Jaguar Land Rover retrains staff for electric cars

Britain’s biggest carmaker has revealed the scale of efforts to retrain its workforce to cope with the shift to zero-emission vehicles.

Britain’s biggest carmaker has revealed the scale of efforts to retrain its workforce to cope with the shift to zero-emission vehicles.

Jaguar Land Rover said 10,000 workers in the UK alone, both in its facilities and those employed by dealers selling Jaguars, Range Rovers and Land Rovers, would have to go through retraining programmes.

Taking in its facilities in China, Slovakia, Austria, Brazil and India, the home of Tata Motors, its parent company, as well as in third-party dealerships worldwide, that number rises by another 19,000, or altogether 60 per cent of the 47,000 people directly or indirectly employed by the company.

Jaguar Land Rover said it was embarking on a three-year “global upskilling drive” to bring “connected and data capabilities and to support the rapid transition to electrification”. It did not put a cost on the scheme, but said it spent £20 million a year on training.

In a bold move, the company has committed itself to ditching the manufacturing of Jaguars with combustion engines by 2025 and will introduce a new electric stable of cars, the shape and size of which has yet to be revealed. Range Rover and Land Rover models will follow, although there has been an indication that some of these will run on hydrogen fuel cell technology.
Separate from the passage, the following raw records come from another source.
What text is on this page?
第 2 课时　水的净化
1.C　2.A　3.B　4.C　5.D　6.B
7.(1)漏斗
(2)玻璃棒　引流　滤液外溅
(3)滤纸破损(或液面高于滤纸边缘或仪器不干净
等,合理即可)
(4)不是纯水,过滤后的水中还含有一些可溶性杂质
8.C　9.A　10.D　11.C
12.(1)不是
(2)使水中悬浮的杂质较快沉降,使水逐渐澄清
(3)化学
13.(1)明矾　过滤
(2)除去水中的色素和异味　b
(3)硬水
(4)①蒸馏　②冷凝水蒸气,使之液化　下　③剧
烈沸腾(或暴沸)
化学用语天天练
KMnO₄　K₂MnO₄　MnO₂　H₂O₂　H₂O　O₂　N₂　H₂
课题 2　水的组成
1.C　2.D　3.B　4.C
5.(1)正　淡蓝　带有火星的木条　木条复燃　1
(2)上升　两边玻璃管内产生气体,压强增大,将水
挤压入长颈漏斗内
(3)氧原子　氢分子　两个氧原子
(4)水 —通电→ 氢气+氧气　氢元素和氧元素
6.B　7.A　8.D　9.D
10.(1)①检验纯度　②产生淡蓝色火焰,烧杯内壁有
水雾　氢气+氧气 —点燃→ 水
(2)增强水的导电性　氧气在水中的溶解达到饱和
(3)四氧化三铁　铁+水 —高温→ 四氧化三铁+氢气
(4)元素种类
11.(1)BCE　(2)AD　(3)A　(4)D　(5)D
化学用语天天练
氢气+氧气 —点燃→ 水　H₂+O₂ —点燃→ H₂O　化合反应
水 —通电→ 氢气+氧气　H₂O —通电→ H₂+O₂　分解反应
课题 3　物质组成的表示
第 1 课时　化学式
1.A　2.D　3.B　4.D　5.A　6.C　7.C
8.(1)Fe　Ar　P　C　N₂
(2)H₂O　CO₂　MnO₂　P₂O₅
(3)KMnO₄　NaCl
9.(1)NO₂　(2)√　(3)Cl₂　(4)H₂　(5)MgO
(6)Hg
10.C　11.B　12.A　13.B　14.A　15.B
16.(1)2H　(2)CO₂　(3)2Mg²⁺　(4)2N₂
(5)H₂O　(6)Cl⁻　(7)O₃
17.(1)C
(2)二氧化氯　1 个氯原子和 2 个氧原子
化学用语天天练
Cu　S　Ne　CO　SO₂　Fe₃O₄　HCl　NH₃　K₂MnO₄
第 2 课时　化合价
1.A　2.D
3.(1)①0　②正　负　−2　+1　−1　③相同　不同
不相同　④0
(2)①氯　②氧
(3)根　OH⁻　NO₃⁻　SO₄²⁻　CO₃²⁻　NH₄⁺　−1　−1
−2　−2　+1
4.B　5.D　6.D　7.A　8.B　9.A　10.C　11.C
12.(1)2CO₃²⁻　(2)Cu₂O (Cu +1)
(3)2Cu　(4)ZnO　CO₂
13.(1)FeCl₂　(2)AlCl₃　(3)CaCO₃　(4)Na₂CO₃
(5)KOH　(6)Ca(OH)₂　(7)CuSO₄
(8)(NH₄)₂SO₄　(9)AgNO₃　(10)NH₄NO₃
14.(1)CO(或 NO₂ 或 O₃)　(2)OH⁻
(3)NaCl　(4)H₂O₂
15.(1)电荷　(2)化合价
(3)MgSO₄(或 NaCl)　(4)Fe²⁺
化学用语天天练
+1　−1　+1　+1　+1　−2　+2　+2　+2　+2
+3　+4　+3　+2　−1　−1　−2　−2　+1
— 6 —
The plan is for the entire fleet of vehicles to have zero emissions by the end of the decade. “Our plans to electrify our product portfolio are running at pace and we are rapidly scaling up our future skills training programme to ensure we have the right talent,” Barbara Bergmeier, executive director in charge of industrial operations, said.
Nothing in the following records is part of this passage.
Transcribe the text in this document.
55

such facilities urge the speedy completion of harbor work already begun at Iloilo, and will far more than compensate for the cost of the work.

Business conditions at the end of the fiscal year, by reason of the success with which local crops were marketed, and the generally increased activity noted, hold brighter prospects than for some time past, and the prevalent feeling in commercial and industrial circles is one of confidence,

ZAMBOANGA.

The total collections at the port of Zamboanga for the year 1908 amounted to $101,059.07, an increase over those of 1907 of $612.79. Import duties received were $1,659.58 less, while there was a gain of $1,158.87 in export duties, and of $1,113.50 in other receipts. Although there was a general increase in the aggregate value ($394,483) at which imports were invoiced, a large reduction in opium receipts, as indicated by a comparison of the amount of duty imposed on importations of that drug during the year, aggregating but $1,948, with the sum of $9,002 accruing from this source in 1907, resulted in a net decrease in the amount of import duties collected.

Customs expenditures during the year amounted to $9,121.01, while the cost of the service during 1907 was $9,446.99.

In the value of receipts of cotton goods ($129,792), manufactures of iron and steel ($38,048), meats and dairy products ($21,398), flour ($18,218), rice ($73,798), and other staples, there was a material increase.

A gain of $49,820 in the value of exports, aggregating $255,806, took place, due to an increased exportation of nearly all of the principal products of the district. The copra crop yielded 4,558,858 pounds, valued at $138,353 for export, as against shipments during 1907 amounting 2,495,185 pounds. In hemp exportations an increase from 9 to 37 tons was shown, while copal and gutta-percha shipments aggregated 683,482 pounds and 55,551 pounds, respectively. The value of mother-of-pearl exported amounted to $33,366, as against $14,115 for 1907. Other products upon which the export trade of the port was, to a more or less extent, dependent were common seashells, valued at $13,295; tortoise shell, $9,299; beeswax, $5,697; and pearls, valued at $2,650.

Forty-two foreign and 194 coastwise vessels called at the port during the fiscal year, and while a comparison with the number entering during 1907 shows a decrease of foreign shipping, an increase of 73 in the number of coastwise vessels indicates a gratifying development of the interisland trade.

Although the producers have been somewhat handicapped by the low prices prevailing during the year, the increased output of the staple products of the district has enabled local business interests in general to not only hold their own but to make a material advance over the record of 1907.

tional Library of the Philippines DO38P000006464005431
The group admitted that there was a “skills gap” in dealerships, with 20 per cent of 1,300 outlets around the world unable to offer the servicing of electric vehicles. It said that in total more than 11,000 garage technicians employed by third-party dealers would need to be retrained.

Jaguar Land Rover said it would have to retrain thousands more in its own workplaces, involving automotive engineers and factory floor workers used to dealing with vehicles that have internal combustion engines. Not least there will need to be safety retraining as workers do their jobs alongside the new vehicles’ high-voltage systems.

In a statement, the company said: “Jaguar will become a pure-electric luxury brand from 2025.”